EDIT: Wow, I go to sleep and top the rec list. I want to respond to a comment posted a couple times in the comments. Yes, there has been some indication that members of ISDA had undeclared conflicts of interest and did some not wholly-legitimate things with the business side of the organization. But none of the reports, such as they are, found a single problem with the science behind their statements. This is a common problem in all of politics, not just science. The people are ... well, they are people. So they are flawed. But the ideas they champion are not, and their political enemies use the human foibles as a cause to discount those ideas.
Blumenthal claims that the people at ISDA are the reason research in the field is limited.

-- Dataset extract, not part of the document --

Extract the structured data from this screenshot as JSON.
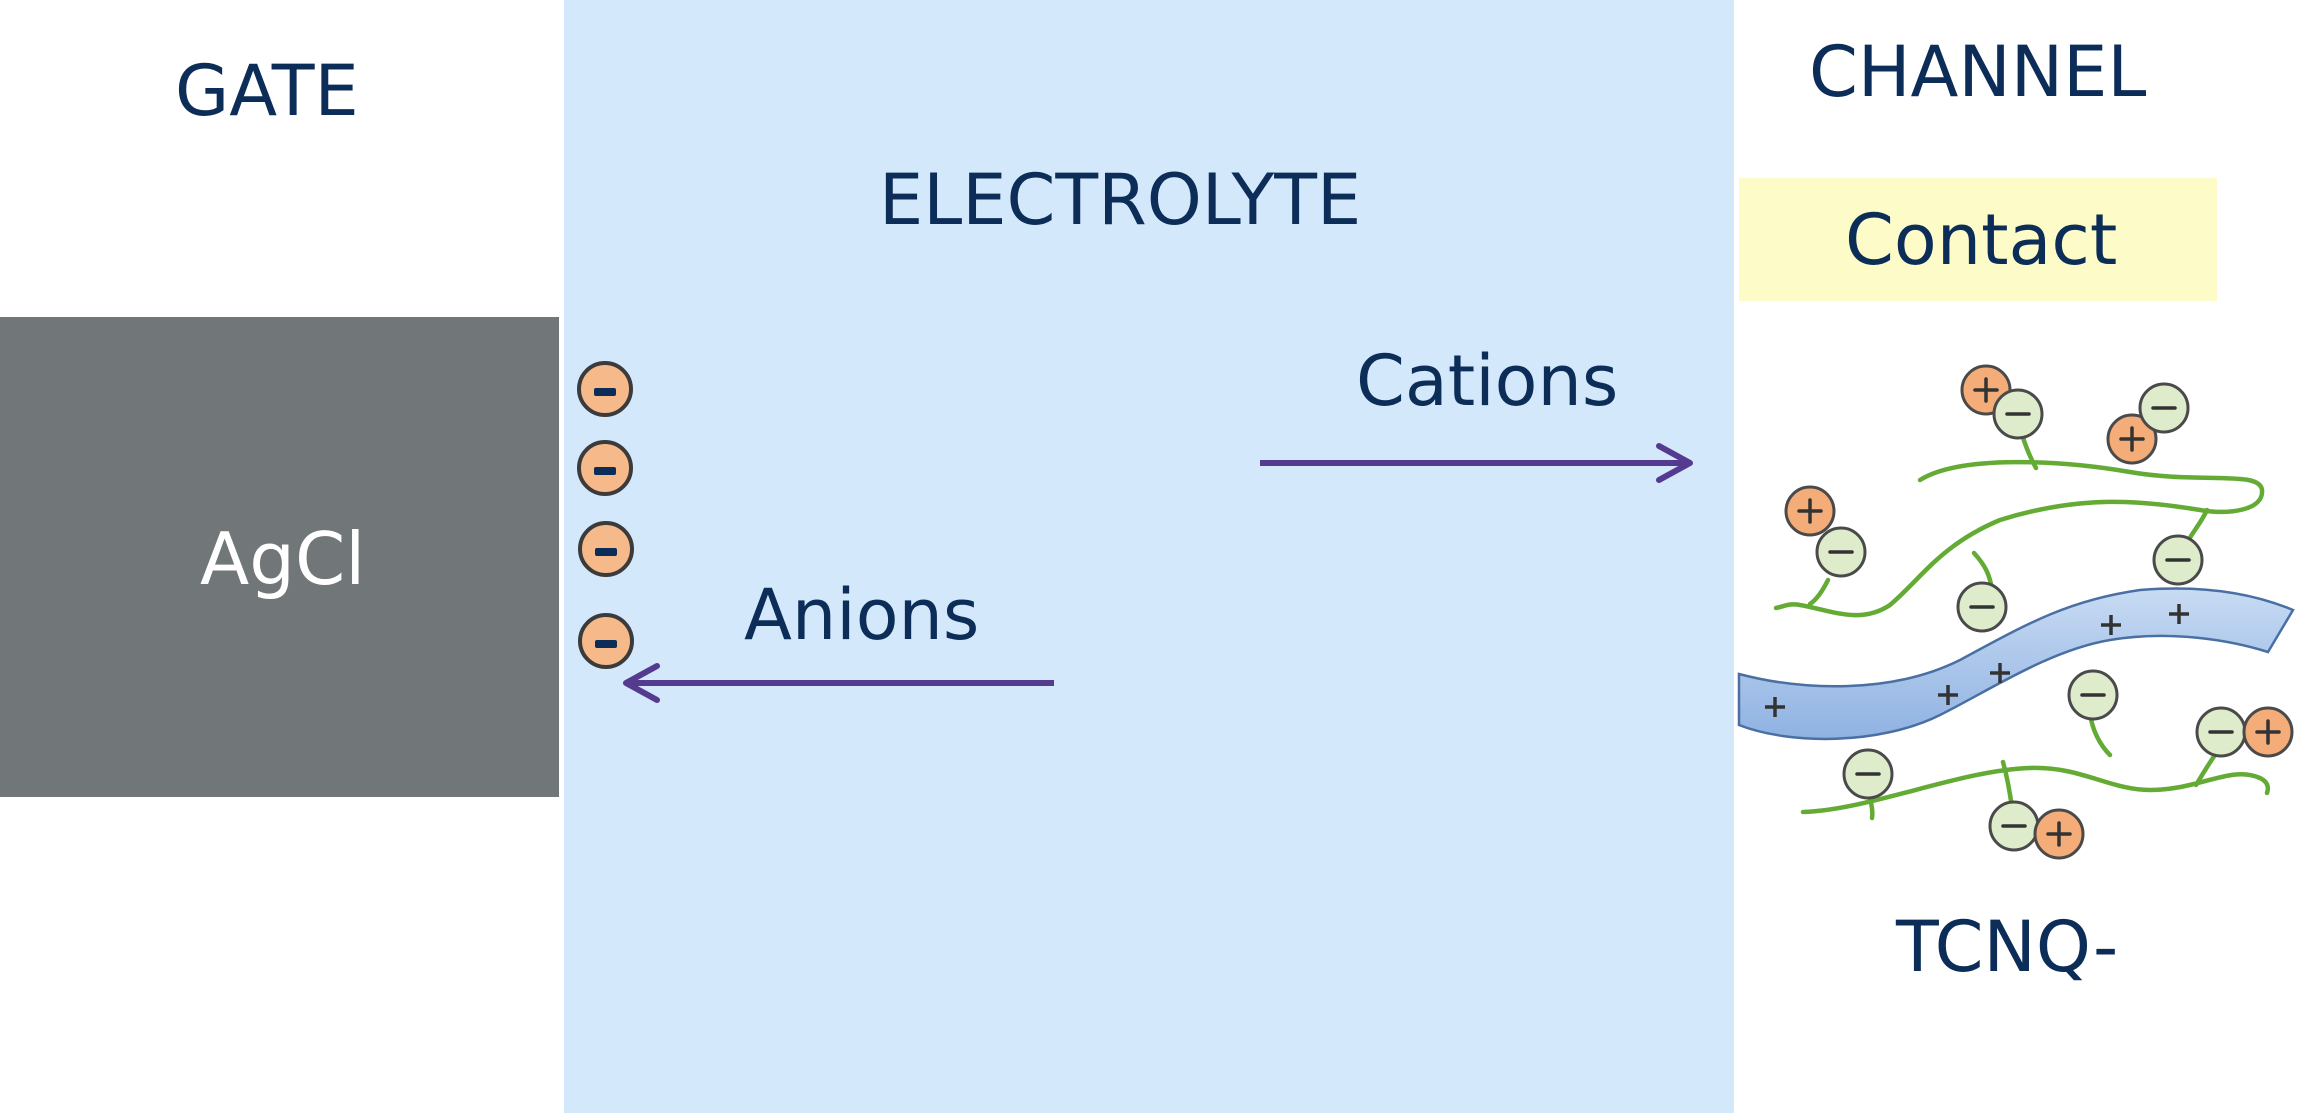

Paul Auwaerter, infectious disease director at Johns Hopkins, on the other hand, claims that it is in fact the pressure brought to bear against doctors to adopt anti-science stances (including the huge debacle that was the ISDA investigation -- I could do a diary just on that) that have created a "poisonous atmosphere" for further research.
And poisonous it is. At least one doctor, at the New England Medical Center, had to be assigned long-term armed security due to death threats over his refusal to adopt antibiotic therapy for "chronic Lyme."